Visual Studio Code has a plugin that lets you preview swagger in editor. Done.

Swagger Viewer

This one is a little more tricky.

Start a swagger UI container: docker run -p 80:8080 swaggerapi/swagger-ui

Now you want to reconfigure nginx on the container to get around the CORS problem, but first some background.

Swagger UI lets you input the document to display in the UI with query on your swagger UI URL. For example: http://localhost:8080?url=http://someotherhost/myswagger.yml. This works well until the browser blocks your request because someotherhost isn’t issuing the following headers:

  • Access-Control-Allow-Origin: http://localhost:8080
  • Vary: origin

(Many webservers allow * on the request origins, but browsers might ignore that.)

This is becuase the document is loaded by Swagger running in the browser using an XHR request. Since it’s cross origin, it must confirm to cross origin requirements with the server.

If you have access to the webserver configuration that is serving your documents, then you can simply add the access control headers and be done with it, however it’s a little more tricky when it’s a black-box system, like for example BitBucket, where you can’t control the headers.

A novel solution however is to use a webserver where you can add said headers, and use that to fetch the documents on your behalf. Since the Swagger UI container uses Ngnix, the simplest is to get that server to do the proxying for you.

That’s not the end of the story though - there are some other contraints. First of all, your BitBucket might be serving on https whilst your modest Swagger UI is plain old http. So you’ll want to set up the forwarding headers for https in the proxy config as well.

The next problem is that BitBucket has access control to the source code. If you’re in a trusted environment, you can simply enable anonymous read access to your source code - they’re probably “public” APIs anyway. You can set this in BitBucket with an option on the repository

So now that we’ve got all that out the way, we’re ready to jump through the (hopefully) last hoop - the proxy settings.

You can “logon” to the container with a good old: docker exec -it <container name/id> /bin/sh.

You can meander over to /etc/nginx and note the existance of 1 × nginx.conf. Simply pop the below snippet in the server section before the location / { section using vi and then reload your config with a nginx -s reload. Voile, should now be able to proxy.

location /projects {
      proxy_pass https://mybitbucketurl;

      proxy_set_header        Host $host;
      proxy_set_header        X-Real-IP $remote_addr;
      proxy_set_header        X-Forwarded-For $proxy_add_x_forwarded_for;
      proxy_set_header        X-Forwarded-Proto $scheme;

      proxy_set_header accept "text/plain";
    }

You may be asking “But why /projects?”. The short answer is because it’s available. The projects/ comes immediately after the hostname on the BitBucket file URLs and we can then exploit that to identify BitBucket bound requests in Nginx and foward them on. You could of course place the proxy anywhere, but this seems least intrusive.
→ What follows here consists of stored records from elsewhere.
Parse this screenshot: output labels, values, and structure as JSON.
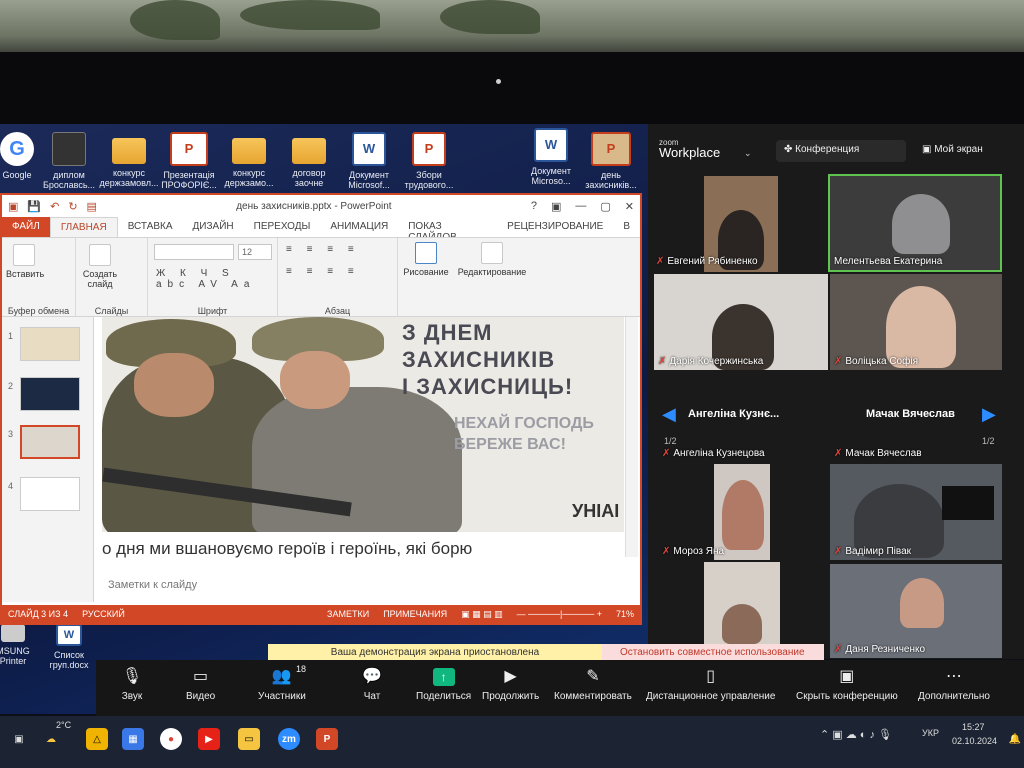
{
  "desktop": {
    "icons": [
      {
        "label": "Google",
        "icon": "google-icon"
      },
      {
        "label": "диплом Брославсь...",
        "icon": "document-icon"
      },
      {
        "label": "конкурс держзамовл...",
        "icon": "folder-icon"
      },
      {
        "label": "Презентація ПРОФОРІЄ...",
        "icon": "presentation-icon"
      },
      {
        "label": "конкурс держзамо...",
        "icon": "folder-icon"
      },
      {
        "label": "договор заочне",
        "icon": "folder-icon"
      },
      {
        "label": "Документ Microsof...",
        "icon": "word-icon"
      },
      {
        "label": "Збори трудового...",
        "icon": "powerpoint-icon"
      },
      {
        "label": "Документ Microso...",
        "icon": "word-icon"
      },
      {
        "label": "день захисників...",
        "icon": "powerpoint-icon"
      },
      {
        "label": "MSUNG Printer",
        "icon": "printer-icon"
      },
      {
        "label": "Список груп.docx",
        "icon": "word-icon"
      }
    ]
  },
  "ppt": {
    "title": "день захисників.pptx - PowerPoint",
    "window_controls": [
      "?",
      "▣",
      "—",
      "▢",
      "✕"
    ],
    "tabs": [
      "ФАЙЛ",
      "ГЛАВНАЯ",
      "ВСТАВКА",
      "ДИЗАЙН",
      "ПЕРЕХОДЫ",
      "АНИМАЦИЯ",
      "ПОКАЗ СЛАЙДОВ",
      "РЕЦЕНЗИРОВАНИЕ",
      "В"
    ],
    "active_tab": "ГЛАВНАЯ",
    "ribbon": {
      "groups": [
        "Буфер обмена",
        "Слайды",
        "Шрифт",
        "Абзац"
      ],
      "insert_label": "Вставить",
      "create_slide_label": "Создать слайд",
      "font_size": "12",
      "drawing_label": "Рисование",
      "editing_label": "Редактирование",
      "format_buttons": "Ж К Ч S abc AV Aa"
    },
    "slides": [
      "1",
      "2",
      "3",
      "4"
    ],
    "selected_slide": 3,
    "slide_text": {
      "line1": "З ДНЕМ",
      "line2": "ЗАХИСНИКІВ",
      "line3": "І ЗАХИСНИЦЬ!",
      "line4": "НЕХАЙ ГОСПОДЬ",
      "line5": "БЕРЕЖЕ ВАС!",
      "logo": "УНІАІ"
    },
    "notes_text": "о дня ми вшановуємо героїв і героїнь, які борю",
    "notes_placeholder": "Заметки к слайду",
    "status": {
      "slide_count": "СЛАЙД 3 ИЗ 4",
      "language": "РУССКИЙ",
      "notes": "ЗАМЕТКИ",
      "comments": "ПРИМЕЧАНИЯ",
      "zoom": "71%"
    }
  },
  "zoom": {
    "logo_top": "zoom",
    "logo_bottom": "Workplace",
    "conference_label": "Конференция",
    "my_screen_label": "Мой экран",
    "participants": [
      {
        "name": "Евгений Рябиненко",
        "muted": true
      },
      {
        "name": "Мелентьева Екатерина",
        "muted": false
      },
      {
        "name": "Дарія Кочержинська",
        "muted": true
      },
      {
        "name": "Воліцька Софія",
        "muted": true
      },
      {
        "name": "Ангеліна Кузнецова",
        "muted": true
      },
      {
        "name": "Мачак Вячеслав",
        "muted": true
      },
      {
        "name": "Мороз Яна",
        "muted": true
      },
      {
        "name": "Вадімир Півак",
        "muted": true
      },
      {
        "name": "Даня Резниченко",
        "muted": true
      }
    ],
    "row_headers": [
      "Ангеліна Кузнє...",
      "Мачак Вячеслав"
    ],
    "page_left": "1/2",
    "page_right": "1/2",
    "share_banner": "Ваша демонстрация экрана приостановлена",
    "stop_share": "Остановить совместное использование",
    "toolbar": [
      {
        "label": "Звук",
        "icon": "microphone-icon"
      },
      {
        "label": "Видео",
        "icon": "video-camera-icon"
      },
      {
        "label": "Участники",
        "icon": "participants-icon"
      },
      {
        "label": "Чат",
        "icon": "chat-icon"
      },
      {
        "label": "Поделиться",
        "icon": "share-icon"
      },
      {
        "label": "Продолжить",
        "icon": "play-icon"
      },
      {
        "label": "Комментировать",
        "icon": "pencil-icon"
      },
      {
        "label": "Дистанционное управление",
        "icon": "mouse-icon"
      },
      {
        "label": "Скрыть конференцию",
        "icon": "hide-icon"
      },
      {
        "label": "Дополнительно",
        "icon": "more-icon"
      }
    ],
    "participant_count": "18"
  },
  "taskbar": {
    "weather": "2°C",
    "language": "УКР",
    "time": "15:27",
    "date": "02.10.2024"
  }
}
You may also be asking “Why the accept header?”. Turns out that swagger foolishly asked for JSON which BitBucket willingly oblidges… only it serves an array of strings for the lines of the file instead of the JSON model of the swagger. With the text/plain it then sends the raw YAML.

You can now access your Swagger documents live from BitBucket through Swagger UI like so:

http://localhost:8080?url=http://localhost:8080/projects/XYZ/repos/browse/to/my/swagger.yml%3Fat=refs%2Fhead%2Fmaster%26raw

It’s important to remember the %26raw which is a url encoded &raw, otherwise it loads the HTML page containing the file, instead of the file itself.

Conclusion

You can now access the live content of your versioned Swagger files straight from BitBucket in Swagger UI - super neato. Happy swaggering.